In his Washington Post article "Why Obama may have picked the wrong planet", Brian Fung makes the case for Venus to be visited before Mars.
The Obama administration has been pursuing a visit to Mars for years. But Obama may be overlooking an easier target, if the arguments of one NASA researcher (and numerous supporters) are to be believed. While Mars may seem to be an attractive destination, we should consider sending people to Venus instead, these people argue.
Obama's essay conjures images of NASA habitats on the Red Planet like we saw in the film “The Martian.” But that future is a long way off: As the actual author of “The Martian” has said, it's far more likely that NASA's first manned Mars mission will involve humans orbiting a few times and coming back. Even Elon Musk says he'll be creating a “cargo route” to Mars long before he sends actual people to land there.
You see, Mars is a challenging destination. It's far away, the gravity is a fraction of Earth's — posing additional health hazards beyond the lack of atmospheric radiation shielding — and you have to be suited up just to breathe outside.

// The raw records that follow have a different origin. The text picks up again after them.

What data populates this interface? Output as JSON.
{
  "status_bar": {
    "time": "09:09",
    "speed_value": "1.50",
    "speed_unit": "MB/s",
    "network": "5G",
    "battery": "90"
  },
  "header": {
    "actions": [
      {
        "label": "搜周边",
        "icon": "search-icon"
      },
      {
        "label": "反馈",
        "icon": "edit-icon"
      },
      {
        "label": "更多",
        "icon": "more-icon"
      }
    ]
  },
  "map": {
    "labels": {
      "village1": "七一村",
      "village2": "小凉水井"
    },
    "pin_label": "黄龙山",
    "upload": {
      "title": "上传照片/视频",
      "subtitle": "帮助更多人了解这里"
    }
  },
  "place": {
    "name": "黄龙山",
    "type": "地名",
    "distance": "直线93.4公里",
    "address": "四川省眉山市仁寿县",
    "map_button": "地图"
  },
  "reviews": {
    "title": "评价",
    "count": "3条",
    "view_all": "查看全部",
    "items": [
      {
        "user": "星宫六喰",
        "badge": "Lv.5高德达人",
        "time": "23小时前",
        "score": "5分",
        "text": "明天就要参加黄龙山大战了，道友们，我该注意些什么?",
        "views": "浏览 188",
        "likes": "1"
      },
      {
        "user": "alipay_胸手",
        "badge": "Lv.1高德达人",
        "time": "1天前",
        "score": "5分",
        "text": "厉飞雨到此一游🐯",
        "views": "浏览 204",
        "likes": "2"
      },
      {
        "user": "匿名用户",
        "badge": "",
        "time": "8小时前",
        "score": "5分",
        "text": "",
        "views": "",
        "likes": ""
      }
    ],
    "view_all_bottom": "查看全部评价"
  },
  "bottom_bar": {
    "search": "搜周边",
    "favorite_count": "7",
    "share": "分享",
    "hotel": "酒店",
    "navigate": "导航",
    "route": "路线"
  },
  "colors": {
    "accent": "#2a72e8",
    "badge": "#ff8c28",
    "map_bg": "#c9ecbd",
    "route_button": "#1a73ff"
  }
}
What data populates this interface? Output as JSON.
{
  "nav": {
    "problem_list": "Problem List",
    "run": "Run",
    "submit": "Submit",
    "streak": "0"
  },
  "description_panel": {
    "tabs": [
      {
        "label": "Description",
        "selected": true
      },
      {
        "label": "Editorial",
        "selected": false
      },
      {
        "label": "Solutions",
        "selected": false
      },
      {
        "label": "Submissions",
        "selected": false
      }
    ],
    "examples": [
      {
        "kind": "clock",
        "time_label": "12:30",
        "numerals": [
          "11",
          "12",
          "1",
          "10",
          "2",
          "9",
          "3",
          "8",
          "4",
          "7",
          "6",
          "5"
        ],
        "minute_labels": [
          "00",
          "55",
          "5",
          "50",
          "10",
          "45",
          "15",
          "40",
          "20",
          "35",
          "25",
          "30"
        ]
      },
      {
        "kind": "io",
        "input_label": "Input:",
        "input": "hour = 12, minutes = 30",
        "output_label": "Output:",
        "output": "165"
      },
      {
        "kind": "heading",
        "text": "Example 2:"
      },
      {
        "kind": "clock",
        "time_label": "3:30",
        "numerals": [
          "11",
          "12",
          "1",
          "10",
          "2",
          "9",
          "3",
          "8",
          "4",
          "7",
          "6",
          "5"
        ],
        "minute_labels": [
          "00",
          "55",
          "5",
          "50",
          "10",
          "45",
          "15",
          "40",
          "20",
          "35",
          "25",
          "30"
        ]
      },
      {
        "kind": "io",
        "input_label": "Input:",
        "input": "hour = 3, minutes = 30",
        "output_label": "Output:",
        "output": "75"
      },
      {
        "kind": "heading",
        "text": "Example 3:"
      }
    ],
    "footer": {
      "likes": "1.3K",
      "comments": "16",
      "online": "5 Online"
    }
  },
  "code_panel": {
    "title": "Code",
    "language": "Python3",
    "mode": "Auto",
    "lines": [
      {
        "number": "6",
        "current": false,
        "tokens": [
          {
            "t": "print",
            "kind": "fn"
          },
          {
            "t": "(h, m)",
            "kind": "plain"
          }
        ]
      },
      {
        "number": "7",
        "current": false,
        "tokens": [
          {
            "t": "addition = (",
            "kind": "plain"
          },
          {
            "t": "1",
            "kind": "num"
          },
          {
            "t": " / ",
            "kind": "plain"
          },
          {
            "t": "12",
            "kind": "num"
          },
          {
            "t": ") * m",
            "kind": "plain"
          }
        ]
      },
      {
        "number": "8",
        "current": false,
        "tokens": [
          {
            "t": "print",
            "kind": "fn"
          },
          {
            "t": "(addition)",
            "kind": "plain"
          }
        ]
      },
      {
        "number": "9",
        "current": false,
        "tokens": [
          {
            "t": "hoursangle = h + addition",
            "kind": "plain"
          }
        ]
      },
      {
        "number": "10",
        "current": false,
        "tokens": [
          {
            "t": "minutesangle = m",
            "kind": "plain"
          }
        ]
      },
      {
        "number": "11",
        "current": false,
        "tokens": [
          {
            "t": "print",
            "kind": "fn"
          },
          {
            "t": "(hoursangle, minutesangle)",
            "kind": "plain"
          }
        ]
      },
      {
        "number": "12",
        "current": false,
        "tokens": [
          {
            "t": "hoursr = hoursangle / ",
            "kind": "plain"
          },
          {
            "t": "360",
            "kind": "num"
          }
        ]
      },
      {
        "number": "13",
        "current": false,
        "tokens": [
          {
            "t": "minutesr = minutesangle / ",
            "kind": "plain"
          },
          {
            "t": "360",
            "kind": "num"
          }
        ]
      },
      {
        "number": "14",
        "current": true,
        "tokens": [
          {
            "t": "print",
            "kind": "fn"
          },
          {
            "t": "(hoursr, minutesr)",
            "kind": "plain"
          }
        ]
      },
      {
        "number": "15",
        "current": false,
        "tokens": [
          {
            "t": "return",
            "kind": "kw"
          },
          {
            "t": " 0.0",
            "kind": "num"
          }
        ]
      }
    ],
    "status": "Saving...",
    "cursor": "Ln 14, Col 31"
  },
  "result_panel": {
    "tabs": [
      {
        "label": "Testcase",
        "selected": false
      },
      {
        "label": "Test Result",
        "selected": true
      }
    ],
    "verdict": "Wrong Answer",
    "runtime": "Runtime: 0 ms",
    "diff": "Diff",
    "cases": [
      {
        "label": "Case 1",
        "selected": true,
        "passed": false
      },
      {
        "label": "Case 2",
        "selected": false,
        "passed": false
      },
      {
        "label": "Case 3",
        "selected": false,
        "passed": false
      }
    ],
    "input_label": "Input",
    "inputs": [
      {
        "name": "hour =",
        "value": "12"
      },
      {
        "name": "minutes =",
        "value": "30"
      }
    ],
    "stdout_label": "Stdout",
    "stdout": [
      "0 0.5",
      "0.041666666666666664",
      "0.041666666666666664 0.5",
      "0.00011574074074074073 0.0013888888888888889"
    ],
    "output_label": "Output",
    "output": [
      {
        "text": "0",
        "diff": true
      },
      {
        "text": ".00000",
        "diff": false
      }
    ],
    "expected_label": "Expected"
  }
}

By contrast, Venus is a lot closer to Earth than Mars is. At their closest points, Venus is only 25 million miles away, compared with Mars's 34 million miles. The shorter distance means you'd need less time and fuel to get there, reducing the cost. And although Venus's surface temperature is hot enough to melt metal, and the crushing pressure will squish you like a bug, the upper atmosphere is actually rather habitable.
“At about 50 kilometers above the surface the atmosphere of Venus is the most earthlike environment (other than Earth itself) in the solar system,” wrote Geoffrey Landis, a NASA scientist, in a 2003 paper. Landis has spent much of his career dreaming up ways to make a human trip to Mars actually feasible, so he knows what he's talking about.